Pelo menos até o mês de maio, o governador ainda não havia nomeado o representante do governo estadual no Fórum. “Diversas reuniões já foram realizadas, mas o governo não participa”, reclama Joana. No dia 28 de janeiro, escolhido como o Dia Nacional de Combate ao Trabalho Escravo, o Fórum realizou audiência com o governo estadual para apresentar uma série de demandas. “Desde então, nada foi feito. Temos várias reivindicações, como a criação de centro de qualificação de trabalhadores”. A Repórter Brasil ligou e enviou e-mail para o governo do Piauí, mas não obteve retorno.
Respostas
O Maranhão continua sendo foco de aliciadores que buscam mão de obra escrava. A situação poderia ser diferente se houvesse programas efetivos de prevenção e políticas públicas para desenvolvimento local em nível estadual. No final de maio, durante audiência pública sobre trabalho escravo, a sociedade civil reivindicou a criação de uma CPI do Trabalho Escravo. Na ocasião, somente dois parlamentares compareceram a audiência.
Em entrevista por e-mail à Repórter Brasil, a governadora Roseana Sarney sustenta que “o governo tem trabalhado para mudar esse quadro [de aliciamento] no estado com ações efetivas”. Uma delas é a campanha de esclarecimento sobre direitos civis e trabalhistas voltada a trabalhadores, especialmente os da parea rural, em que são apresentadas as formas de trabalho análogo ao escravo. Estão programadas as publicações de duas cartilhas: “Cartilha do Trabalhador Rural – Direitos e Deveres” e “Trabalho Escravo – O que você precisa saber pra não cair nessa”.
De acordo com a governadora, algumas das secretarias estaduais como a do Trabalho e Economia Solidária (Setres) e a de Direitos Humanos e Cidadania (Sedihc) têm “buscado efetivar” a Coetrae do Maranhão com o objetivo de que “Estado, sociedade civil organizada e trabalhadores façam o devido acompanhamento dessa realidade”.
Para integrantes da sociedade civil, contudo, o compromisso assumido por Roseana “ficou só no papel”. “A secretaria de Direitos Humanos que assumiu agora não está inteirada do assunto. Só com a nossa pressão é que estamos conseguindo rearticular a Coetrae. O combate ao trabalho escravo não é prioridade do governo”, opina Antônio Filho, do Centro de Defesa de Direitos Humanos (CDVDH) de Açailândia (MA), entidade que acolhe vítimas da escravidão contemporânea e presta assessoria jurídica.

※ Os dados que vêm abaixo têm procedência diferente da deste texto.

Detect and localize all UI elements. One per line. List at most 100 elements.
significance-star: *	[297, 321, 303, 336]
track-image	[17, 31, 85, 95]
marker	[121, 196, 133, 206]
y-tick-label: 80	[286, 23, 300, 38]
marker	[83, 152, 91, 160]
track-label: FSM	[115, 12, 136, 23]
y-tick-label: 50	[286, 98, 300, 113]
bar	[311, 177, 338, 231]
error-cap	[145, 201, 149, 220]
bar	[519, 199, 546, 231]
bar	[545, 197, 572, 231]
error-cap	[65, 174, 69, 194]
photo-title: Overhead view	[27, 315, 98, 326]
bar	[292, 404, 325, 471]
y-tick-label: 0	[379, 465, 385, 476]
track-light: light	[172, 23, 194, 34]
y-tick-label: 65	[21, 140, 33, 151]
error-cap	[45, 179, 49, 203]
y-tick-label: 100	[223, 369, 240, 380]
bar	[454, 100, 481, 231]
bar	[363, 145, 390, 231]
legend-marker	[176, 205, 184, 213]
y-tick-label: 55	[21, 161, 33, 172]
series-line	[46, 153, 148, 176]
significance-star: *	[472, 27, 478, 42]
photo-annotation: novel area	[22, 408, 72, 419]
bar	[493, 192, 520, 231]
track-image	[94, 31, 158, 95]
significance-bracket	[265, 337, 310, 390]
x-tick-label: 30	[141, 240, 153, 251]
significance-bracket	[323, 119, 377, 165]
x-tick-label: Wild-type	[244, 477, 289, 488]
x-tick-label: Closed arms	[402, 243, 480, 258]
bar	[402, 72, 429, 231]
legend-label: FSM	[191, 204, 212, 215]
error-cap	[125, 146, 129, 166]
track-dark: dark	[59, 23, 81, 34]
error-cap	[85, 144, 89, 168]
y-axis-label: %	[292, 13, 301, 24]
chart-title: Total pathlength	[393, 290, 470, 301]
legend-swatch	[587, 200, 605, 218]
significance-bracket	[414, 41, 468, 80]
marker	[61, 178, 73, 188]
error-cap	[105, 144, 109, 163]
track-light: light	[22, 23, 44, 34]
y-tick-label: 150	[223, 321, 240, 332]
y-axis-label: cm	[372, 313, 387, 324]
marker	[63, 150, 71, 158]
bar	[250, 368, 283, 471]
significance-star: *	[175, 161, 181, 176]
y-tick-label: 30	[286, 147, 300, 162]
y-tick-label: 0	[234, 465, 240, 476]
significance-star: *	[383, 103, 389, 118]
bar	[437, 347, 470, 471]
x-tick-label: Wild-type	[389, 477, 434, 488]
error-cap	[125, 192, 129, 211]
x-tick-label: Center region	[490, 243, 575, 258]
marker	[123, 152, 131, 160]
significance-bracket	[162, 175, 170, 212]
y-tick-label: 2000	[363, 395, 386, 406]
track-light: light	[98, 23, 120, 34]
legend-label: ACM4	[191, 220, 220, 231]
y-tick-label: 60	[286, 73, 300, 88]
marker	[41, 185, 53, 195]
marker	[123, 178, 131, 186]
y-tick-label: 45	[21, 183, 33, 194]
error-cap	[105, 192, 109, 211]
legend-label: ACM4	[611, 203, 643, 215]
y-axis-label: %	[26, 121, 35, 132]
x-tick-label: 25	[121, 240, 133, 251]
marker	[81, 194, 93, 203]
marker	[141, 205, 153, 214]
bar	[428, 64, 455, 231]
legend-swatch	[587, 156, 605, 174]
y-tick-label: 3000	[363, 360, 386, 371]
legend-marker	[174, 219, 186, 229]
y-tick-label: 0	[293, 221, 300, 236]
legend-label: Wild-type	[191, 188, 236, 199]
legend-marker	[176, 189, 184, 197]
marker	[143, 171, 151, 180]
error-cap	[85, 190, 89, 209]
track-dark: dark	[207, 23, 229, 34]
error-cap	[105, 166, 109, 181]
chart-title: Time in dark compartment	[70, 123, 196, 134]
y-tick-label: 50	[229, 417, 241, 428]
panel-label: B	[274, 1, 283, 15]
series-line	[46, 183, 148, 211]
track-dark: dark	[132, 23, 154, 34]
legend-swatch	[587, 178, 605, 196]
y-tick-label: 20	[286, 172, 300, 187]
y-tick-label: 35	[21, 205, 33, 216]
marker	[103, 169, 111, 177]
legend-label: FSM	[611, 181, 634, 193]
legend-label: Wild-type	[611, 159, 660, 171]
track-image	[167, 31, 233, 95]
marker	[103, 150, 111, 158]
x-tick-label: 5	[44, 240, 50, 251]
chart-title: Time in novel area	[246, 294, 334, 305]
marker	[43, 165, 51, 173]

A reunião para reativação da Coetrae do Maranhão aconteceu em maio e contou com a participação da equipe do programa “Escravo, nem pensar!” da Repórter Brasil. Depois de quase dois anos, a Sedihc convocou reunião da comissão com a proposta de aprovar novo decreto e regimento interno. Segundo a atual gestão da secretaria, os documentos com atas de reunião e outras coisas se perderam. A secretaria enviou ofício a todos integrantes da Coetrae pedindo que indicassem representantes e suplentes, mas somente quatro responderam – CDVDH, Ministério Público do Trabalho (MPT), Ordem dos Advogados do Brasil (OAB) e Setres. A titular da Secretaria Estadual de Direitos Humanos não estava presente na reunião, por isso não foi possível votar nenhuma mudança.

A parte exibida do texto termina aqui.